Allah Swt telah memerintahkan untuk tidak mendekati jalan-jalan menuju zina, apapun bentuknya. Misal dengan menonton tayangan yang mengumbar aurat, membaca majalah-majalah porno, berpacaran, mengumbar pandangan dan beragam sarana lainnya yang akhirnya akan menjerumuskan manusia kepada perzinaan. Sesuai firman Allah QS. Al-Isra’ ayat 32.

Menurut M. Quraish Shihab dalam Al-Misbahnya yang mengutip pengamatan sejumlah ulama, ayat-ayat yang menggunakan kata “jangan mendekati” seperti ayat di atas, biasanya merupakan larangan mendekati sesuatu yang dapat merangsa jiwa/nafsu untuk melakukannya. Dengan demikian, larangan mendekati mengandung makna larangan untuk tidak terjerumus dalam rayuan sesuatu yang berpotensi mengantar kepada langkah melakukannya.

Lalu bagaimana kita sebagai manusia yang tidak pernah terlepas dari hawa nafsu untuk menjauhi hal-hal yang mendekati zina? Ingatlah kawan, manusia selain dibekali dengan nafsu juga dibekali dengan hati dan akal. Tanyankan kepada hati dan akal, karena hati tidak pernah berbohong dan selalu cenderung kepada kebaikan. Apakah hati akan merasa puas dengan perbuatan itu? Tidak, yang puas hanyalah nafsu, bukan hati. Jika kita benar-benar mendengarkan hati nurani kita, pasti ketika akan melakukan hal-hal yang mendekati zina, hati kita akan bersorak “Jangan lakukan woy, itu Dosa.” Ingatlah, ketika kita melakukan hal yang mendekati zina, sekecil apapun itu, Allah selalu tahu.

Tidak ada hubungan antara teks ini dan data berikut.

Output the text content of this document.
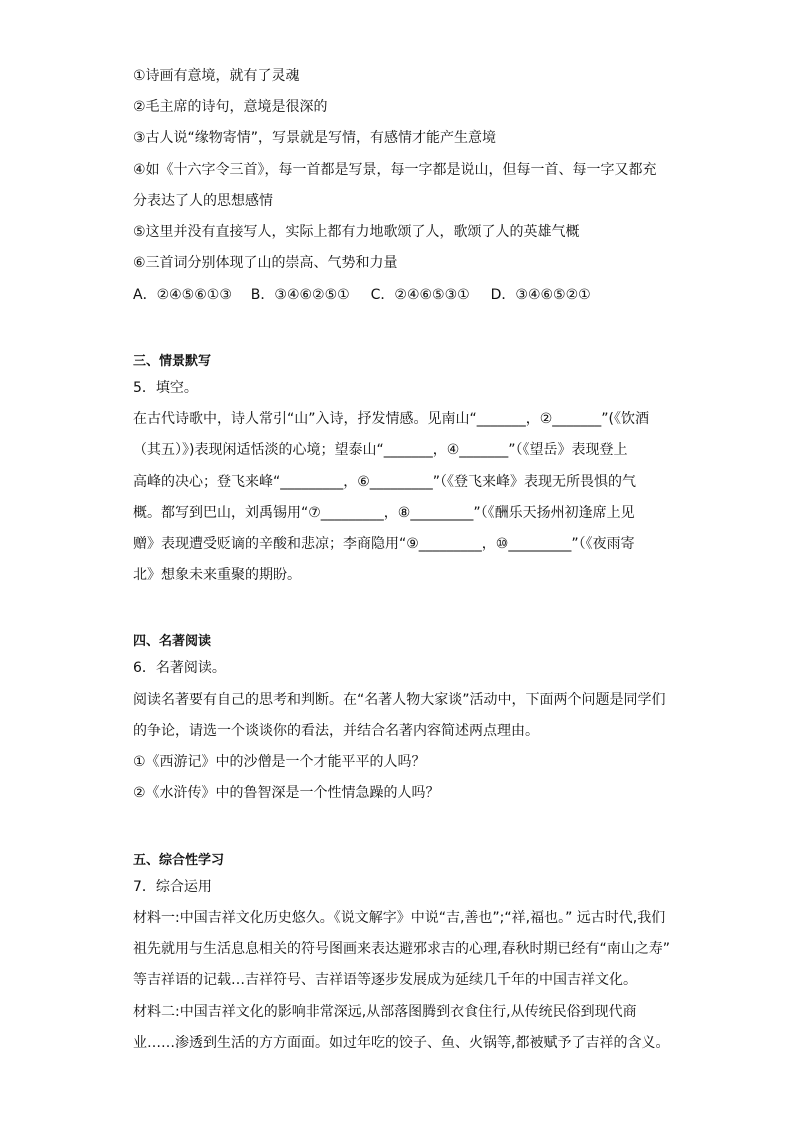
①诗画有意境，就有了灵魂
②毛主席的诗句，意境是很深的
③古人说“缘物寄情”，写景就是写情，有感情才能产生意境
④如《十六字令三首》，每一首都是写景，每一字都是说山，但每一首、每一字又都充
分表达了人的思想感情
⑤这里并没有直接写人，实际上都有力地歌颂了人，歌颂了人的英雄气概
⑥三首词分别体现了山的崇高、气势和力量
A．②④⑤⑥①③ B．③④⑥②⑤① C．②④⑥⑤③① D．③④⑥⑤②①
三、情景默写
5．填空。
在古代诗歌中，诗人常引“山”入诗，抒发情感。见南山“_______，②_______”(《饮酒
（其五）》)表现闲适恬淡的心境；望泰山“_______，④_______”（《望岳》表现登上
高峰的决心；登飞来峰“_________，⑥_________”（《登飞来峰》表现无所畏惧的气
概。都写到巴山，刘禹锡用“⑦_________，⑧_________”（《酬乐天扬州初逢席上见
赠》表现遭受贬谪的辛酸和悲凉；李商隐用“⑨_________，⑩_________”（《夜雨寄
北》想象未来重聚的期盼。
四、名著阅读
6．名著阅读。
阅读名著要有自己的思考和判断。在“名著人物大家谈”活动中，下面两个问题是同学们
的争论，请选一个谈谈你的看法，并结合名著内容简述两点理由。
①《西游记》中的沙僧是一个才能平平的人吗？
②《水浒传》中的鲁智深是一个性情急躁的人吗？
五、综合性学习
7．综合运用
材料一:中国吉祥文化历史悠久。《说文解字》中说“吉,善也”;“祥,福也。” 远古时代,我们
祖先就用与生活息息相关的符号图画来表达避邪求吉的心理,春秋时期已经有“南山之寿”
等吉祥语的记载…吉祥符号、吉祥语等逐步发展成为延续几千年的中国吉祥文化。
材料二:中国吉祥文化的影响非常深远,从部落图腾到衣食住行,从传统民俗到现代商
业……渗透到生活的方方面面。如过年吃的饺子、鱼、火锅等,都被赋予了吉祥的含义。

Malaikat yang berada di kanan dan kirimu tidak pernah luput dengan tugasnya, dan kelak semua itu akan kita pertanggungjawabkan di hadapan Allah Swt.

Apakah agama membenarkan pacaran?


Sebelum menuju ke rana hukum, sebaiknya kita artikan terlebih dahulu apa itu pacaran. Dalam kamus Besar Bahasa Indonesia [KBBI], kata pacar diartikan sebagai ‘teman lawan jenis yang tetap dan mempunyai hubungan batin, biasanya untuk menjadi tunangan atau kekasih’. Kalau demikian, pacaran hanya diartikan sebagai sikap batin, namun, sayangnya disalah-artikan oleh remaja, karena disusul dengan tingkah laku berdua-duaan, saling memegang, dan sebagainya.

Makhluk, termasuk manusia, remaja atau dewasa, dianugrahi Tuhan rasa cinta kepada lawan jenis QS Ali Imron ayat 14. Atasa dasar itu, agama tidak menghalangi pacaran dalam pengertian sebagaimana diartikan KBBI di atas. Agama hanya mengarahkan dan membuat pagar-pagar agar tidak terjadi ‘kecelakaan’. Kalau berkomunikasi secara sms-an selama tidak dengan kata-kata yang vulgar dan merangsang serta bertujuan untuk kelanggengan hubungan menurut saya pribadi diperbolehkan.    


artikel ini saya tulis hanya untuk meluapkan perasaa hati yang sedang dilanda kebingungan.